The region in the sector can be:
1. A trapezoid
2. A triangle.
3. A trapezoid and a triangle
4. Two trapezoids
5. Two triangles.

So the trick is to show that the case cannot occur, or that there is a construction for cutting off a chosen area from it.

I believe the triangle and trapezoid case is the toughest of the lot.

 

[BicycleTree]

Nate, I can't understand what you're saying:

Given a polygon, and a length it is possible to construct a rectangle that has that length as the length of one of its sides in a finite number of steps.

Given the length, isn't it very easy to construct a rectangle that has that length as the length of one of its sides? What's the polygon for?

Using a reversible construction for the geometric mean (there are several options) allows for the creation of a rectangle with the specified dimension as one of its sides. For each triangle.

What does this mean?

Pick some vertex to start with, and measure the areas on either sides of the vertex, if the areas on either side of the region are equal, we're done and that is the bisector.

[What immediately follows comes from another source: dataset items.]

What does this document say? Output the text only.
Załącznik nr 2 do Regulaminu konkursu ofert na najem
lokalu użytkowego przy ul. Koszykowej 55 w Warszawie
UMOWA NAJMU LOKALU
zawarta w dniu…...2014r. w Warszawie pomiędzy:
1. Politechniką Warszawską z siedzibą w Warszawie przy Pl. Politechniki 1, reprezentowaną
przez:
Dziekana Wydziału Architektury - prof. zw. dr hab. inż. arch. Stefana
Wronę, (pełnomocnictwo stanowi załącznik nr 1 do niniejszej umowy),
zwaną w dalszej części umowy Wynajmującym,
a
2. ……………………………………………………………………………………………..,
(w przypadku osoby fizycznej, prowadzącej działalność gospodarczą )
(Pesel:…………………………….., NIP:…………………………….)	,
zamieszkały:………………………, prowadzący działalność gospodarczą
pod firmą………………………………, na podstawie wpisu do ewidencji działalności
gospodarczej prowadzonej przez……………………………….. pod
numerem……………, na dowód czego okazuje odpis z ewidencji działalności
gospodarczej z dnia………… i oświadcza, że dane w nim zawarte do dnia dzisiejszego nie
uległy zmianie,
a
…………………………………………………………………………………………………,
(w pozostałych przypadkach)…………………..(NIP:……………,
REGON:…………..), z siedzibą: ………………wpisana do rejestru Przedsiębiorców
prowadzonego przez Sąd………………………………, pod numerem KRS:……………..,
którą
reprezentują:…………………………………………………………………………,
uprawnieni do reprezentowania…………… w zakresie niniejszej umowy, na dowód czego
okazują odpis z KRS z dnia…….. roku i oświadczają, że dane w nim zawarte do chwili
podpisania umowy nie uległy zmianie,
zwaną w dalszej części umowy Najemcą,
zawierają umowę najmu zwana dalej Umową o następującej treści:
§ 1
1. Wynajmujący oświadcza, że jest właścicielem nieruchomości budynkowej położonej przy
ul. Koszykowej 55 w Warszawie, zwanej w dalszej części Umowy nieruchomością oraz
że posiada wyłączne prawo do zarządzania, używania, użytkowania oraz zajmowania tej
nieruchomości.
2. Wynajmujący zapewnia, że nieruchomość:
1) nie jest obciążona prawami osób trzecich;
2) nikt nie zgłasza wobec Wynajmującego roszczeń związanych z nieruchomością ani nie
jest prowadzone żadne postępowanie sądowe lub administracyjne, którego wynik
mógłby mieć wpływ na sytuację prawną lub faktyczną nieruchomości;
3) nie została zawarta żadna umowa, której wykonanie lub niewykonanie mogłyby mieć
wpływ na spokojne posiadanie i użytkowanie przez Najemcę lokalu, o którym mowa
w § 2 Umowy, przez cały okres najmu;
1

"Areas on either side of a vertex"?

Otherwise, sweep through the vertices until which side has more area flips.

 

[Jimmy Snyder]

Given a polygon, and a length it is possible to construct a rectangle that has that length as the length of one of its sides in a finite number of steps.

I assume that you mean the following:
Given a polygon, and a length it is possible to construct a rectangle that has that length as the length of one of its sides and an area equal to that of the polygon in a finite number of steps.

The steps that follow seem to be a proof of this statement, but I do not understand step 3.

I have not progessed beyond that yet.

 

[Hurkyl]

I wonder if it would not be easier to simply write down equations defining the bisector in terms of the various parameters, and see if it's solvable with square roots.

 

[NateTG]

I wonder if it would not be easier to simply write down equations defining the bisector in terms of the various parameters, and see if it's solvable with square roots.

Probably, but I hadn't thought of doing that.